Wednesday, January 9, 2008

Semantic Coding - Whose Job Is It?

Pete Warden covered Ratchet-X on his blog this week. While Ratchet-X was prominently featured, the real thrust of his posting has to do with the semantic coding of content and screen scraping. I think Pete’s most salient point is the following:

“The promise of the semantic web is that it will allow your computer to understand the data on a web page, so you can search, analyze and display it in different forms. The top-down approach is to ask web-site creators to add information about the data on a page. I can't see this ever working, it just takes too much time for almost no reward to the publisher.”
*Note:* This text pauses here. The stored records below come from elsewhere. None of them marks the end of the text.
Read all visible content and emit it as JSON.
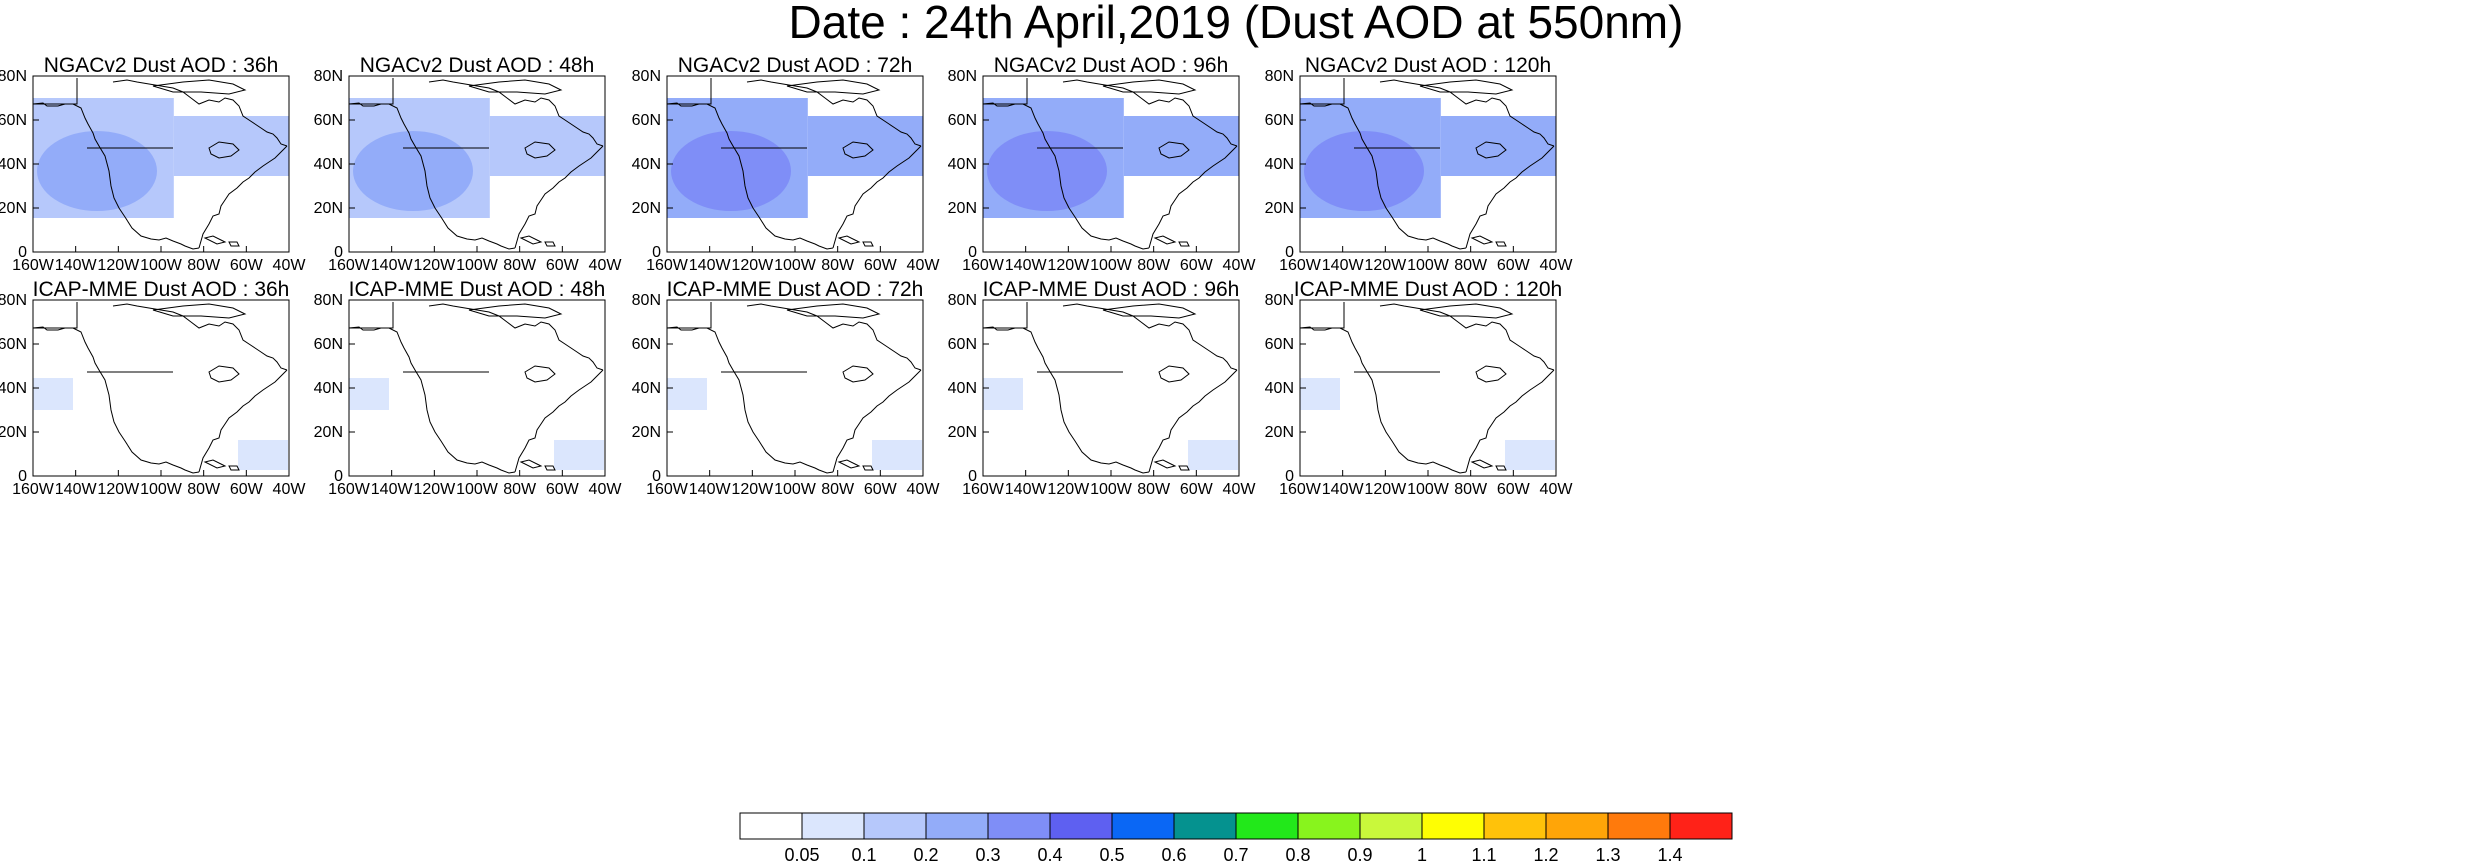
{
  "figure": {
    "title": "Date : 24th April,2019 (Dust AOD at 550nm)"
  },
  "axes": {
    "lon_labels": [
      "160W",
      "140W",
      "120W",
      "100W",
      "80W",
      "60W",
      "40W"
    ],
    "lat_labels": [
      "0",
      "20N",
      "40N",
      "60N",
      "80N"
    ]
  },
  "rows": [
    {
      "model": "NGACv2",
      "panels": [
        {
          "title": "NGACv2 Dust AOD : 36h",
          "lead_hours": 36,
          "dust_level": 0.1
        },
        {
          "title": "NGACv2 Dust AOD : 48h",
          "lead_hours": 48,
          "dust_level": 0.1
        },
        {
          "title": "NGACv2 Dust AOD : 72h",
          "lead_hours": 72,
          "dust_level": 0.2
        },
        {
          "title": "NGACv2 Dust AOD : 96h",
          "lead_hours": 96,
          "dust_level": 0.2
        },
        {
          "title": "NGACv2 Dust AOD : 120h",
          "lead_hours": 120,
          "dust_level": 0.2
        }
      ]
    },
    {
      "model": "ICAP-MME",
      "panels": [
        {
          "title": "ICAP-MME Dust AOD : 36h",
          "lead_hours": 36,
          "dust_level": 0.05
        },
        {
          "title": "ICAP-MME Dust AOD : 48h",
          "lead_hours": 48,
          "dust_level": 0.05
        },
        {
          "title": "ICAP-MME Dust AOD : 72h",
          "lead_hours": 72,
          "dust_level": 0.05
        },
        {
          "title": "ICAP-MME Dust AOD : 96h",
          "lead_hours": 96,
          "dust_level": 0.05
        },
        {
          "title": "ICAP-MME Dust AOD : 120h",
          "lead_hours": 120,
          "dust_level": 0.05
        }
      ]
    }
  ],
  "colorbar": {
    "labels": [
      "0.05",
      "0.1",
      "0.2",
      "0.3",
      "0.4",
      "0.5",
      "0.6",
      "0.7",
      "0.8",
      "0.9",
      "1",
      "1.1",
      "1.2",
      "1.3",
      "1.4"
    ],
    "colors": [
      "#ffffff",
      "#dbe6fd",
      "#b6c8fb",
      "#93acf9",
      "#7f8ef7",
      "#5e60f1",
      "#0a67f5",
      "#05928f",
      "#22e81a",
      "#88f41d",
      "#c9f83b",
      "#fefe03",
      "#ffc20a",
      "#ffa508",
      "#ff7a0c",
      "#ff2218"
    ]
  }
}
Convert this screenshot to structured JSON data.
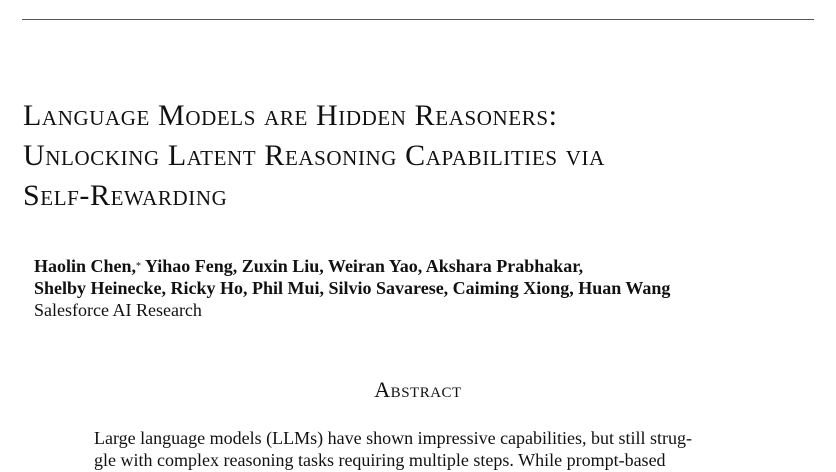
{
  "paper": {
    "title_lines": [
      "Language Models are Hidden Reasoners:",
      "Unlocking Latent Reasoning Capabilities via",
      "Self-Rewarding"
    ],
    "authors": {
      "line1_first": "Haolin Chen,",
      "line1_mark": "*",
      "line1_rest": "Yihao Feng, Zuxin Liu, Weiran Yao, Akshara Prabhakar,",
      "line2": "Shelby Heinecke, Ricky Ho, Phil Mui, Silvio Savarese, Caiming Xiong, Huan Wang"
    },
    "affiliation": "Salesforce AI Research",
    "abstract": {
      "heading": "Abstract",
      "lines": [
        "Large language models (LLMs) have shown impressive capabilities, but still strug-",
        "gle with complex reasoning tasks requiring multiple steps. While prompt-based"
      ]
    }
  }
}
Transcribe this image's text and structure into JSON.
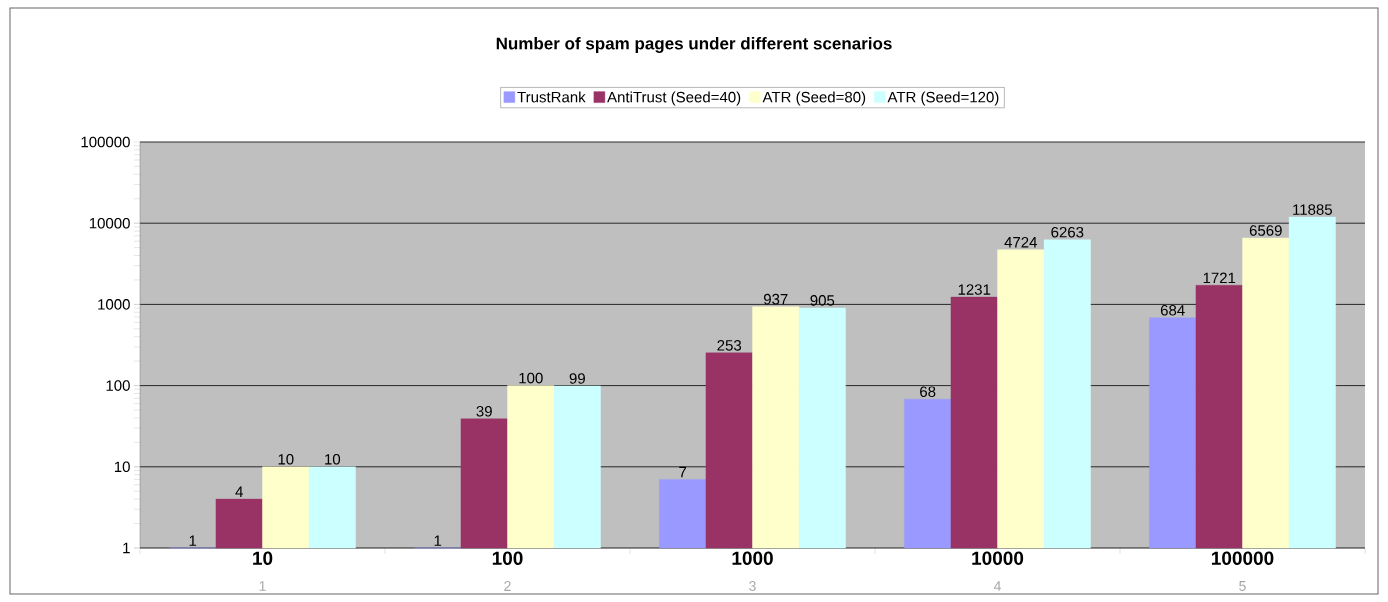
{
  "chart_data": {
    "type": "bar",
    "title": "Number of spam pages under different scenarios",
    "categories": [
      "10",
      "100",
      "1000",
      "10000",
      "100000"
    ],
    "series": [
      {
        "name": "TrustRank",
        "color": "#9999ff",
        "values": [
          1,
          1,
          7,
          68,
          684
        ]
      },
      {
        "name": "AntiTrust (Seed=40)",
        "color": "#993366",
        "values": [
          4,
          39,
          253,
          1231,
          1721
        ]
      },
      {
        "name": "ATR (Seed=80)",
        "color": "#ffffcc",
        "values": [
          10,
          100,
          937,
          4724,
          6569
        ]
      },
      {
        "name": "ATR (Seed=120)",
        "color": "#ccffff",
        "values": [
          10,
          99,
          905,
          6263,
          11885
        ]
      }
    ],
    "log": "y",
    "ylim": [
      1,
      100000
    ],
    "yticks": [
      1,
      10,
      100,
      1000,
      10000,
      100000
    ],
    "grid": "y",
    "legend": "top",
    "data_labels": true,
    "annotations": [
      "1",
      "2",
      "3",
      "4",
      "5"
    ]
  }
}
I strongly agree with this point. Publishers will only code their content and services with metadata if there’s something in it for them. Unfortunately for most publishers, the rewards are not commensurate with the effort. And for those willing to put in the effort, what semantic schemes should they use?

At RatchetSoft, we break the semantic issue down into two bases components; access and meaning. Ratchet-X goes a long way in solving the “access” issue by creating a user-focused method for accessing data sources by leveraging established accessibility standards (MSAA and MUIA). These methods are much more reliable and stable than traditional screen scraping techniques.
The “meaning” issue is a bit more challenging. On that front, we shift the semantic coding responsibility to the entity that actually reaps the benefit of supplying the semantic metadata. So, if you’re a user that wants to add new features to existing application screens, you have a vested interest in supplying metadata about those screens and data sources so they can be processed by external services. If you are a publisher who has a financial interest in exposing data in new ways to increase consumption of data, you have a strong motivation to semantically code your information.

While I’d love to see broad adoption of one semantic scheme, I don’t see this happening any time soon. This is why our Ratchet-X product not only allows plug-in authors to supply metadata about their content (via xmodels), we also allow end users to supply metadata about the data sources they frequently use. While allowing both publishers and consumers to supply metadata about data sources poses some potential conflict and duplication related risks, it also allows us to shift the responsibility of coding to the party that receives the benefit.